2/3 oran yüzdesel olarak %66.66 ya tekabül etmektedir. Ortak sayısı olarak;1 ortak olumsuz, 3 ortak olumlu oy kullandığından olumlu oy oranı %75'e tekabül etmektedir. Esas sermayenin tamamının salt çoğunluğuda 2/3 ile bir arada arandığından sermayenin %68,4'ü sermaye arttırımına olumlu oy kullanmıştır. Karar yasanın öngördüğü çoğunlukla alınmıştır. Karara yokluk müeyyidesinin uygulanmasına olanak yoktur.
Sermaye arttırım kararının kötüniyetli olduğu ileri sürülmüşse de, bu olgunun incelenebilmesi için Türk Ticaret Kanunu’nun 446. Maddesi uyarınca muhalefetin toplantı tutanağına işlenmesi davanın dinlenebilme şartı olduğundan ve toplantı ve karar çoğunluğuna göre yokluk yaptırımının uygulanması da söz konusu olmadığından davanın reddine karar verilmiştir.
Daha öncede benzer biçimde davalı şirkette hisse oranlarında değişiklik olduğu bu durumun Bursa BAM 5.HD'nin 02/07/2019 tarih ve 2018/1625-2019/435 E/K sayılı ilamına da yansıdığı anlaşılmaktadır.
Bursa 2. Asliye Ticaret mahkemesinin 2019/ 659 E, 2021/115K sayılı dosyasında önceki kararın istinaf edilmesi üzerine Bursa BAM 5.HD'nin 02/07/2019 tarih ve 2018/1625-2019/435 E/K sayılı ilamı ile '....dava, TTK 531 maddesi uyarınca haklı sebeplerle şirketin feshi ve tasfiyesi, olmadığı takdirde şirket ortaklığından çıkmaya izin verilmesi istemine ilişkindir..... Yine davalı şirketin ticaret sicil dosyasının tetkikinden davacının hisse oranında değişiklik olduğu görülmüştür. Bu değişiklik göz önünde bulundurularak yeniden değerlendirme yapılması gerekir. Mahkemenin de kabulünde olduğu üzere şirket ortaklığından ayrılma davalarında ayrılma akçesi ile ilgili karar karar tarihine yakın tarihteki değerlere göre yapılmalıdır. ..' gerekçesiyle mahkeme hükmünün kaldırıldığı anlaşılmaktadır.

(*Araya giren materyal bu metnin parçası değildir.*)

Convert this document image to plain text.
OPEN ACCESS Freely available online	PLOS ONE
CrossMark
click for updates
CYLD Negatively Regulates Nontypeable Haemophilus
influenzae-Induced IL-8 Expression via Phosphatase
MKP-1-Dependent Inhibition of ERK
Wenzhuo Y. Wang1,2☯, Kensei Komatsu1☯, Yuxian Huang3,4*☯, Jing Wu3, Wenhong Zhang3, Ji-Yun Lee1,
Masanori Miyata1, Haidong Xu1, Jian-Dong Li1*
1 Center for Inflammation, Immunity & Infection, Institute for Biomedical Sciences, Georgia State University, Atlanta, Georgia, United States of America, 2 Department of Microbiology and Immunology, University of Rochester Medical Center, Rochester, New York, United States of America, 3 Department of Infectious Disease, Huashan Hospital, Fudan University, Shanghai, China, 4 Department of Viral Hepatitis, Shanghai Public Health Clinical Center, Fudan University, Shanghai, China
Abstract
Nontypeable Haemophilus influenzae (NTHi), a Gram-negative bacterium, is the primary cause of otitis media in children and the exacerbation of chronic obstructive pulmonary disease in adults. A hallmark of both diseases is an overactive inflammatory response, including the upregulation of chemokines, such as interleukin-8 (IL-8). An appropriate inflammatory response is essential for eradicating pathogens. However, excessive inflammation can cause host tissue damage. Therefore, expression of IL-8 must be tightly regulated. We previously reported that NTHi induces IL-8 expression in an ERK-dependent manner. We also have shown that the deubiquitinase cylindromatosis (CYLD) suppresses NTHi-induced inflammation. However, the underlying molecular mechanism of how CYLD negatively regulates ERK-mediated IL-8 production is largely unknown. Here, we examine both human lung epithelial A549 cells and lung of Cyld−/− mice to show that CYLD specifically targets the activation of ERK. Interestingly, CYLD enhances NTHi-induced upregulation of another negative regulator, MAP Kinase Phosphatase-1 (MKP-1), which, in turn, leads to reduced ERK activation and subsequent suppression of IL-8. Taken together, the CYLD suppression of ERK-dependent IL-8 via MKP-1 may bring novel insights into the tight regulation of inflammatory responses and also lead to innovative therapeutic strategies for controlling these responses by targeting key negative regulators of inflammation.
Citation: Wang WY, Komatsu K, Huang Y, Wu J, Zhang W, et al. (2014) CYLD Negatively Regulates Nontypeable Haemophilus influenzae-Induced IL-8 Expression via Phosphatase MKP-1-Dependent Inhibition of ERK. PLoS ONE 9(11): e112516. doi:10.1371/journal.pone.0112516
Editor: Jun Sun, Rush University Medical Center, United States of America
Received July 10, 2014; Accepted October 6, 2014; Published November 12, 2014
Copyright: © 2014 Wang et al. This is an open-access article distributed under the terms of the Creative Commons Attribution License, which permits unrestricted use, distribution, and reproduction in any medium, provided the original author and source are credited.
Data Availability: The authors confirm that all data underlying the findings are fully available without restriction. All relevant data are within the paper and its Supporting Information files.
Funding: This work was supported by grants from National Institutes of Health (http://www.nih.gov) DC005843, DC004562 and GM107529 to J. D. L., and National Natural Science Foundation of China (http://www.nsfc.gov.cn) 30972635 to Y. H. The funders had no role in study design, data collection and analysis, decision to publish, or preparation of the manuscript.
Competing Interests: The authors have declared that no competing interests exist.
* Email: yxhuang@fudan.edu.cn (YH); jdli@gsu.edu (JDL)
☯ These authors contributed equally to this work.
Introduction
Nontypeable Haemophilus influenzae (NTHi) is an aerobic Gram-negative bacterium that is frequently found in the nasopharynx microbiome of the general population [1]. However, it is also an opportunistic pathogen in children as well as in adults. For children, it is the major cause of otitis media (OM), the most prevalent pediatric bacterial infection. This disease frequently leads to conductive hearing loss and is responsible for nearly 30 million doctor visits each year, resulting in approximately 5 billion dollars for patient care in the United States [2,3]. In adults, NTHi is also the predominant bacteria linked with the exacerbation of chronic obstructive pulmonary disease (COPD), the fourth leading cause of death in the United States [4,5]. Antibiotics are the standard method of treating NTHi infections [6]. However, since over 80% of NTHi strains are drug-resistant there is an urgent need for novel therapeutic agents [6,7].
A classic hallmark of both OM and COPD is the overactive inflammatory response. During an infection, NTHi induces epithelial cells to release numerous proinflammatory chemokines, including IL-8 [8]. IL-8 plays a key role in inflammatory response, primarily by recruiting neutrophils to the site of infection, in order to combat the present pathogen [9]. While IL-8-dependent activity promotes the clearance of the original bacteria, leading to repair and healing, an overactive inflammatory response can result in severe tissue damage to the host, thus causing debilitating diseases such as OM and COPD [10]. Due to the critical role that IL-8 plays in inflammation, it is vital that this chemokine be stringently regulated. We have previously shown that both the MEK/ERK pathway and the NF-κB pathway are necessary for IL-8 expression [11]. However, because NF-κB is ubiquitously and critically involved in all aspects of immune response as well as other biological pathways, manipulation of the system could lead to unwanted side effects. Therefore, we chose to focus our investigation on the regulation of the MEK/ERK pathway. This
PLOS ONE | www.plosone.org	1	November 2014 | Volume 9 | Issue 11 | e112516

Eldeki davanın fesih tasfiye, olmadığı takdirde çıkarma davasının sonucunu bekleyip beklemeyeceği tartışılacak olunur ise, eldeki davada bu davanın sonucunun beklenmesinin aksine genel kurul kararıyla sermaye oranlarında değişiklik olduğundan Bursa BAM 5.HD'nin 02/07/2019 tarih ve 2018/1625-2019/435 E/K sayılı ilamında da; davalı şirketin ticaret sicil dosyasının tetkikinden davacının hisse oranında değişiklik olduğu görülmüştür. Bu değişiklik göz önünde bulundurularak yeniden değerlendirme yapılması gerekir şeklinde belirtildiği üzere mahkememiz dava dosyasının değil aksine diğer davanın eldeki davayı beklemesi gerekmektedir.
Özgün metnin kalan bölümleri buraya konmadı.